Cap02: 17 horas
Viajar durante 17 horas
dentro de um ônibus, no começo pareceu-me ser bem angustiante. Não sei se pelas
experiências antigas de viajar em ônibus desconfortáveis ou pelo medo que tenho
de viagens. Foram 17 horas, apesar de estar sentado, muito bem aproveitadas.
Pensar, dialogar, observar, ler, analisar, relembrar angustias e sintetizar
tudo isso fossem mudar uma decisão já tomada. A viagem em si demorou bastante.
Primeiro o embarque atrasou em 1 hora, pois o ônibus havia atrasado. Segundo no
decorrer no percurso engarrafamento na cidade de Timon e longas paradas em
outras cidades.
Eu e meus companheiros de
viagem entramos no “expresso para Belém” e nos acomodamos. O ônibus era confortável.

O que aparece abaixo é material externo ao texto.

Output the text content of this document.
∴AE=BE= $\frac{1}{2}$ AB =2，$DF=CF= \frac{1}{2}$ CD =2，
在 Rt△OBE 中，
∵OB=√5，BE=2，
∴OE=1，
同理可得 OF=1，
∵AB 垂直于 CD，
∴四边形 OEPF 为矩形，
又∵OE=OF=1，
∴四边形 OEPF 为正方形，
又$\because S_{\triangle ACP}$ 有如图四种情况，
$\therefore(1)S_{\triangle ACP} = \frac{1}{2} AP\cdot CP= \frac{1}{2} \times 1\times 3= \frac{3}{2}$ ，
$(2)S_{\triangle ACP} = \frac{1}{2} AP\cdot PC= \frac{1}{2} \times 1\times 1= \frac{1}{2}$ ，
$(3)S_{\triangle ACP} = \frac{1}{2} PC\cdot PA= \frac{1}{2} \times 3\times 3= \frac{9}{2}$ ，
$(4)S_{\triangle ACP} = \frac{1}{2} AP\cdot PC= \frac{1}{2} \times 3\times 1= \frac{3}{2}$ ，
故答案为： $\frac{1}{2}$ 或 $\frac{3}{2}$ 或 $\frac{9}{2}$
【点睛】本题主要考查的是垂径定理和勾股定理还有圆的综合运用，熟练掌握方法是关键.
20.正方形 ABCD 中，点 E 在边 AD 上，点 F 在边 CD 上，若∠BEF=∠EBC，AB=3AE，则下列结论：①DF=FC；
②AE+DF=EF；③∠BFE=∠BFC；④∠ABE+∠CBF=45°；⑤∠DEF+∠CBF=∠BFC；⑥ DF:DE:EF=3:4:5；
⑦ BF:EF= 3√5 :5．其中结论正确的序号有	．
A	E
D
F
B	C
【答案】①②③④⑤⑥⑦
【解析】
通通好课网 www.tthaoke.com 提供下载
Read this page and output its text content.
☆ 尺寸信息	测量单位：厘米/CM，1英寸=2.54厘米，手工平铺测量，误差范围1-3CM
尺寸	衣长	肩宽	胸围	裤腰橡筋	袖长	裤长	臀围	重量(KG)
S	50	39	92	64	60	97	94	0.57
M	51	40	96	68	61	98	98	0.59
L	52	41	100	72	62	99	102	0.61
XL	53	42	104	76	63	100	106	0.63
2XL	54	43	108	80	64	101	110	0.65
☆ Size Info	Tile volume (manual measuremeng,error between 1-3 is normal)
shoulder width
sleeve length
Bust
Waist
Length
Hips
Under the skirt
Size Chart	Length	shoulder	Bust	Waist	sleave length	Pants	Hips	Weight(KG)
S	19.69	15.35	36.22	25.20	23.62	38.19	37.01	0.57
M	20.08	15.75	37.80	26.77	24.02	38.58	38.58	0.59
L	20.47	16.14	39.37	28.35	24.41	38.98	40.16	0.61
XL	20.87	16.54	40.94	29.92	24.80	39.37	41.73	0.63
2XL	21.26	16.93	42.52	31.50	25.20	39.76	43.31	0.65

Carol foi ao meu lado, Marcelo ao lado de Brayan e Luana foi sozinha em um
banco diagonal ao dos meninos. Conversei bastante com Carol e tirei muitas
brincadeiras com os demais companheiros de empreitada. Percebi que aos poucos
os outros integrantes de tal aventura buscavam um belo sono como refugio. Logo
minha acompanhante de banco cochilou e dividi meu lençol com ela. Em pouco
tempo comecei a observar a vegetação do Estado do Maranhão. Percebi poucas
mudanças, mas percebi que o cerrado aos poucos começava a ficar mais denso e as
matas de Cocais ficavam cada vez mais abundantes. É uma vegetação muito
parecida com localizada aos redores da minha amada cidade natal. Estas
observações lembraram-me bastante minhas aulas de geografia. Lembraram cada
palavra sobre as florestas de transição. Florestas com arvores tortas, mas que
já começavam a serem mais altas e próximas umas das outras. Sem falar na imensa
quantidade de carnaúbas. Pura transição de clima transparecendo na vegetação.
Quando passamos pela
cidade de Caxias tirei o livro “O Estado do Futuro” dentro da mochila e comecei
a devorá-lo. Admirei bastante cada linha deste livro. Posso dizer que me tornei
mais idealizador de um mundo libertário, mais ainda do que eu já era antes de
ter a honra de lê-lo. Mundo livre de opressões. Mundo de pessoas livres e
detentoras de si próprias, liberdade... Este livro traz bastantes tópicos sobre
liberalismo, socialismo e capitalismo de estado e socialismo libertário. Noan
Chomsky diz claramente ser socialista libertário e explica o que é cada um dos
tópicos, interpreta escritos de grandes pensadores como Humbolt, Marx, Rosa de
Luxemburgo, Bakunin entre outros tantos. Apesar de ser tão pequeno, este livro
marcou profundamente minha mente. Refleti-o durante boa parte da viagem.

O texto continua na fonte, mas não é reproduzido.